In Psychonauts, Kipnis' erstem großem Projekt bei Double Fine Productions, berücksichtigte sie bereits bei der Gestaltung der Dialoge verschiedene Sprachfassungen. Dabei hat sich das Dialog-System ständig weiter entwickelt. "Tim Schafer startete mit SCUMM in den späten 1980er Jahren, dem avancierten Dialog-System von Lucas Arts. SCUMM diente bei Psychonauts als Inspiration, doch wir variierten das System ständig, um die Sprache lebendiger zu gestalten: mit passenden Animationen, Sprechpausen und sogar Variationen desselben Satzes." Während ihres Vortrags demonstrierte Kipnis die Wirkung von Variationen an einer Nebenfigur im aktuellen Adventure Broken Age, in dem jener Kerl eine Schimpfkanonade in Dutzenden Varianten vom Stapel lässt. Dadurch wirkt die Szene minder schematisch und dauerhaft witzig.

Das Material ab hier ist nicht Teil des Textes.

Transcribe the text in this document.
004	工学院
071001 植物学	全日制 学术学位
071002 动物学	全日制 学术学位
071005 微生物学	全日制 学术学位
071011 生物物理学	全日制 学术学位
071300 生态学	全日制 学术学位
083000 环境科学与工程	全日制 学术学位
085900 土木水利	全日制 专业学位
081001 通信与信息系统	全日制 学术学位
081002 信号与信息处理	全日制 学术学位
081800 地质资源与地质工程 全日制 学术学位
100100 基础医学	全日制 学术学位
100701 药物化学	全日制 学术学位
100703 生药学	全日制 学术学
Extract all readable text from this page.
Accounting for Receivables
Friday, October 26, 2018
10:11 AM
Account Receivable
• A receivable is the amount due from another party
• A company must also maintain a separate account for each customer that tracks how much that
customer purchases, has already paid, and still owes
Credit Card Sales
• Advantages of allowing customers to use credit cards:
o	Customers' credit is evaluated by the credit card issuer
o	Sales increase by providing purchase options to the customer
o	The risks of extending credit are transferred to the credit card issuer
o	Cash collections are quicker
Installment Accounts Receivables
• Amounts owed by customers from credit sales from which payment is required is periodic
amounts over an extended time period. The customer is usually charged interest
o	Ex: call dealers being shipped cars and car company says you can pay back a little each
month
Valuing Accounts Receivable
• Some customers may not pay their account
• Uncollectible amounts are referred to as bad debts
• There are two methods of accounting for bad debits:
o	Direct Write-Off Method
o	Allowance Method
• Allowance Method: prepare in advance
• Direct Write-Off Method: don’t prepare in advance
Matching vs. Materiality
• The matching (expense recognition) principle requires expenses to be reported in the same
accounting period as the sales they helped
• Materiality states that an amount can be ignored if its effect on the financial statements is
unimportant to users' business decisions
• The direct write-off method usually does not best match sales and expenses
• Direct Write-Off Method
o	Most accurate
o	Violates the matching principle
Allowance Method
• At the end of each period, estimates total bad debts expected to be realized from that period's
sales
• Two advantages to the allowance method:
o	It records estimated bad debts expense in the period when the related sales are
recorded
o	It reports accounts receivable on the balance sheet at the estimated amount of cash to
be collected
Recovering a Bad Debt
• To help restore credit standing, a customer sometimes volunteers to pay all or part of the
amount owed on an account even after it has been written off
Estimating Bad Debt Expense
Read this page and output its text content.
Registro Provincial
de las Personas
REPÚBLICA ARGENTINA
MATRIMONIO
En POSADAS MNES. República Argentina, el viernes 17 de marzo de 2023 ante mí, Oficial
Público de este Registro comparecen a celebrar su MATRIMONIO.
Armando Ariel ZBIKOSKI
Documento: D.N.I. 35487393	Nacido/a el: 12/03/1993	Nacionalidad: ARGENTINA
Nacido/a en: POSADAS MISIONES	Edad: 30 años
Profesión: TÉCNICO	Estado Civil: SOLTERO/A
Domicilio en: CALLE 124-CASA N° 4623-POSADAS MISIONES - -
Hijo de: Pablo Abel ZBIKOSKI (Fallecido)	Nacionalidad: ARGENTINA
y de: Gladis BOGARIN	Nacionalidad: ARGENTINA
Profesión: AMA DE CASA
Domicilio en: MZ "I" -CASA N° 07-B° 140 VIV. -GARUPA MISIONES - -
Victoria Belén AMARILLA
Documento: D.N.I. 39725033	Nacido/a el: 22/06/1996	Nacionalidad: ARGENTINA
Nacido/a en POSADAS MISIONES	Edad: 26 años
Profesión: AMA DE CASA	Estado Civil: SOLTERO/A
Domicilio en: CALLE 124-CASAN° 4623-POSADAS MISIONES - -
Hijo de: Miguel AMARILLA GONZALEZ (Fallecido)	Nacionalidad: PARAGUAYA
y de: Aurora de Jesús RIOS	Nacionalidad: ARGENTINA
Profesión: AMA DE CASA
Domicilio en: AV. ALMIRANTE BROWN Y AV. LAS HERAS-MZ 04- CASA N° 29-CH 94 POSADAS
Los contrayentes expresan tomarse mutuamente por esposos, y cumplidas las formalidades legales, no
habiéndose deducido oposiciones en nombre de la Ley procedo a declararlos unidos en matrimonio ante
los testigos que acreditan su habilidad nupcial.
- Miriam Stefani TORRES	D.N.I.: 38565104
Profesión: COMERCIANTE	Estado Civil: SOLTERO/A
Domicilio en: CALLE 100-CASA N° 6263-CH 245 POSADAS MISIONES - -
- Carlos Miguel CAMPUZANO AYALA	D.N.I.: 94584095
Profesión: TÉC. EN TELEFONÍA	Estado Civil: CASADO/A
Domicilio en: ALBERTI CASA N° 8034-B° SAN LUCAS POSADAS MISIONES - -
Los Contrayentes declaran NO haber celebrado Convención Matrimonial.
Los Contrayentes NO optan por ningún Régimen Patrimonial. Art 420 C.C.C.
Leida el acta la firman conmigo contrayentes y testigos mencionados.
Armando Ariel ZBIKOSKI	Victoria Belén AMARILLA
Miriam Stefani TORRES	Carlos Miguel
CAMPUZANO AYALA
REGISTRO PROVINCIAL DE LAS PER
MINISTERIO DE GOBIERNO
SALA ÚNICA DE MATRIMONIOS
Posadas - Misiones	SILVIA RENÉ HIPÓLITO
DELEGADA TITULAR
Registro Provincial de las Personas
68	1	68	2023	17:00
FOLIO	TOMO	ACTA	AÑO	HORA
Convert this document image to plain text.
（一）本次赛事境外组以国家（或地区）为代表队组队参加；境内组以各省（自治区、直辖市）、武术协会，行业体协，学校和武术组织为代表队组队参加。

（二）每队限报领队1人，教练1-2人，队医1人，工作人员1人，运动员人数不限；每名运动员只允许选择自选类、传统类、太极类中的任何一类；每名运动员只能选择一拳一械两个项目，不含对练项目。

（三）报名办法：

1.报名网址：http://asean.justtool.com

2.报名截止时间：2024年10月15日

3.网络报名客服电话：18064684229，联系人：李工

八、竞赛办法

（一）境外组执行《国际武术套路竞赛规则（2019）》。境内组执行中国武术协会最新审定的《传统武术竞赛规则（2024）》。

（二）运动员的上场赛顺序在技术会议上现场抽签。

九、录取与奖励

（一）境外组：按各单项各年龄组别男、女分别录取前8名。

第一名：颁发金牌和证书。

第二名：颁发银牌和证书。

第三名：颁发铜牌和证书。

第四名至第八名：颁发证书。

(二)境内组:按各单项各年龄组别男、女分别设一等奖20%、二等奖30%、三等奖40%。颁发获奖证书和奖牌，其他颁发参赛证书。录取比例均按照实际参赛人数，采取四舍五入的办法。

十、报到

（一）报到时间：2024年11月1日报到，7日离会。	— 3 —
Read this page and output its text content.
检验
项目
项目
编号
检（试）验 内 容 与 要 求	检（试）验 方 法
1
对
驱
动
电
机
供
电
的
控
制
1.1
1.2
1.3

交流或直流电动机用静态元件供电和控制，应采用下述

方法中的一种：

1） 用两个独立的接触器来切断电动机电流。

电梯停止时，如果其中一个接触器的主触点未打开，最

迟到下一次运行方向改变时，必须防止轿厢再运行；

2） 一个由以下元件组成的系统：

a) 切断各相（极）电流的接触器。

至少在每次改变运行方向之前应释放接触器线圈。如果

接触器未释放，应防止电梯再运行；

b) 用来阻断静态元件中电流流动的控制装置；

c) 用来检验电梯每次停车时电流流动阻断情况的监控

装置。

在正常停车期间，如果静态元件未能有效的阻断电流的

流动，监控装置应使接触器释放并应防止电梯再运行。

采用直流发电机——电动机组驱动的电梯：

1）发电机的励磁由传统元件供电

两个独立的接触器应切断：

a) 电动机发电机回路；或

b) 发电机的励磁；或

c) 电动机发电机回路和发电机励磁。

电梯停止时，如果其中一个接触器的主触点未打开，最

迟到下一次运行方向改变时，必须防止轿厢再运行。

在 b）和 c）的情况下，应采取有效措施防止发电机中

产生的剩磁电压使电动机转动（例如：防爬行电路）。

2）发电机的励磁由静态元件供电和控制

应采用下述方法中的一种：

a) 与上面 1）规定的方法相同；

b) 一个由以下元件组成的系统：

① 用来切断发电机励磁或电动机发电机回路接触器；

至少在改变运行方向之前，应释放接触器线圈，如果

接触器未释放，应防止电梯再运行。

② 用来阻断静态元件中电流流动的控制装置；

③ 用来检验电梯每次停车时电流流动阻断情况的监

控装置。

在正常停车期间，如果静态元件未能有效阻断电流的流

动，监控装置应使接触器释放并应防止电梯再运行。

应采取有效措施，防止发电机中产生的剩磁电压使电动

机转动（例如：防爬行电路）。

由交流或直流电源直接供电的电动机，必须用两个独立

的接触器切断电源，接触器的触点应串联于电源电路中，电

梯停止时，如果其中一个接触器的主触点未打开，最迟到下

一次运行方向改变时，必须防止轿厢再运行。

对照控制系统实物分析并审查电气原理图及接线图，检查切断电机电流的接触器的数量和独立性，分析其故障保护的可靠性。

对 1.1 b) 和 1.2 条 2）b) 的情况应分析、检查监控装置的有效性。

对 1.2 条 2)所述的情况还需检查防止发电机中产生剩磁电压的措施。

"Gesprochene Dialoge verstärken die Immersion. Wenn der Spieler die Stimme hört, kann er besser eine Beziehung zu den Charakteren aufbauen." Allerdings verzichtet der Branchenriese Nintendo bis heute auf eine Vertonung der Dialoge in den Mario-Abenteuern. "Nintendo macht das schon so lange, und die Leute haben sich daran gewöhnt. Man kennt das aus Filmadaption von Romanen. Die Kenner des Buches haben eine bestimmte Vorstellung davon, wie die Figuren aussehen und klingen, und wenn sie in der Filmumsetzung dem nicht entsprechen, das ist das enttäuschend. Nintendo wird das Risiko scheuen, und vermutlich tun sie gut daran, auf gesprochene Sprache zu verzichten, abgesehen natürlich von kurzen Sätzen wie "It's a Mario!". Die Story wird in vielen Nintendo-Spielen durch Animationen erzählt, die Dialoge sind nicht entscheidend." Für kleinere Firmen spielt das Budget eine Rolle bei der Frage, ob die Dialoge vertont werden sollen. "Audio-Dialoge sind teuer, und bei Konsolen-typischen Spielen, bei denen man den nächsten Satz durch Knopfdruck auslöst, klingen Audio-Dialoge unschön, weil der natürliche Rhythmus der Sprache empfindlich gestört wird."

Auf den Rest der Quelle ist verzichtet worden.